What would happen if capital were not an economic phenomenon but a philosophical and existential one instead? Many economists think this is absurd or pointless, but if we examined it we might find new ways of understanding our contemporary aberration, consumerism. Christian Arnsperger, a Belgian economist, philosopher and lecturer of Economic Ethics at the University of Leuven, makes his case in lectures, interviews and books such as Criticism of Capitalist Existence. Capitalism is based on the impossible delusion that we can overcome our mortal condition, the origin of our existential anguish.

Arnsperger’s basic question is: Do our deeds, carried out in the name of economic rationality, in fact conceal our anguish of existential finitude?
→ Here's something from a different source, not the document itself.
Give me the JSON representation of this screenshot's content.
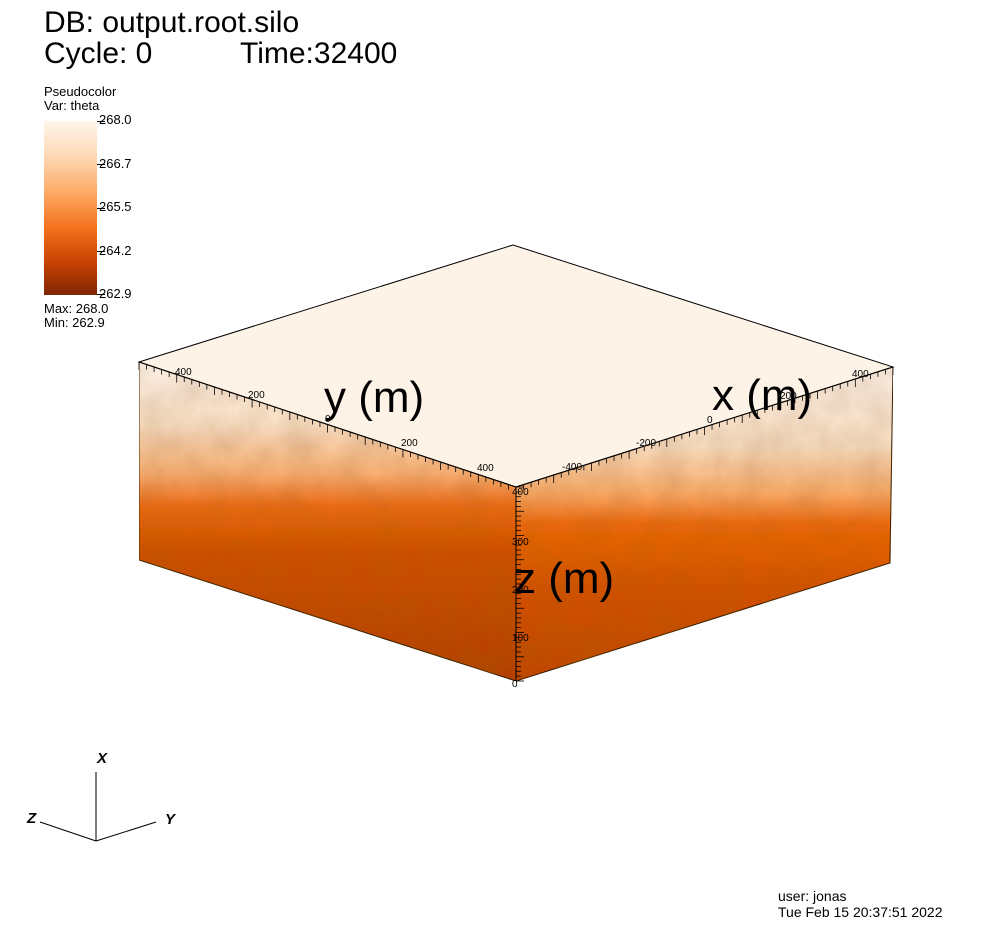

He shows that consumer anxiety is based on the unconscious belief that the more is left for us to consume, the more time we’ll have to do so. When we get into debt buying more things and services, without being aware of what we really need, we get the idea that as long as we have those debts our creditors won’t let us die. This also applies to what characterises our economic system, i.e., competition and success: the winners live and the losers die, and much the same happens to the achievers and the unsuccessful. Fundamentally, however, the system and the cultural mindset themselves determine the meaning of winning and losing, of success and failure.

For everything to work out, Arnsperger says, the anguish over mortality musn’t stop, so the system itself feeds the anxiety that makes it thrive. This could explain why there are so many successful people who are anxious and so many winners who are unhappy. Moreover, if there isn’t enough triumph and success for everyone and the theory of scarcity supports this system, there’s neither time nor room to look after other people, or to be aware of their existence, their needs or even their importance for our own existence. Arnsperger clearly points out that there’s neither a way ‘to share our mortality’, nor to see ourselves as mortals, or to be cooperative, sympathetic and compassionate to find out (from our non-transferrable uniqueness) if a meaningful life is possible, if we use strategies derived from a fake rationality that conceal fear of mortality, in a silent and unavoidable desperation to endlessly extend our future. Technology’s never-ending and improbable promises about a future without disease, effort, work or suffering prove this. The race has started and people just have to reach the end. Allegedly, the more the people consume, the closer they’re to the end (which will keep moving forward).

As this view shows, the rationality of economic activity is paradoxically inspired by an existential irrational fear. Capital claims that we are primarily producers and consumers. However, Arnsperger states we are givers and receivers (chiefly of respect, care, cooperation, listening and love). It means we are relational beings. The rat-race towards triumph, success and hoarding (based on a wrong idea, i.e., that in so doing we ensure our future) undermines this inner nature and promotes anxiety. The economy that was meant to free us, ends up alienating us. To oppose this, Arnsperger says, we should be relational entrepreneurs. In other words, we should unite what the system separates and substitute cooperation for competition.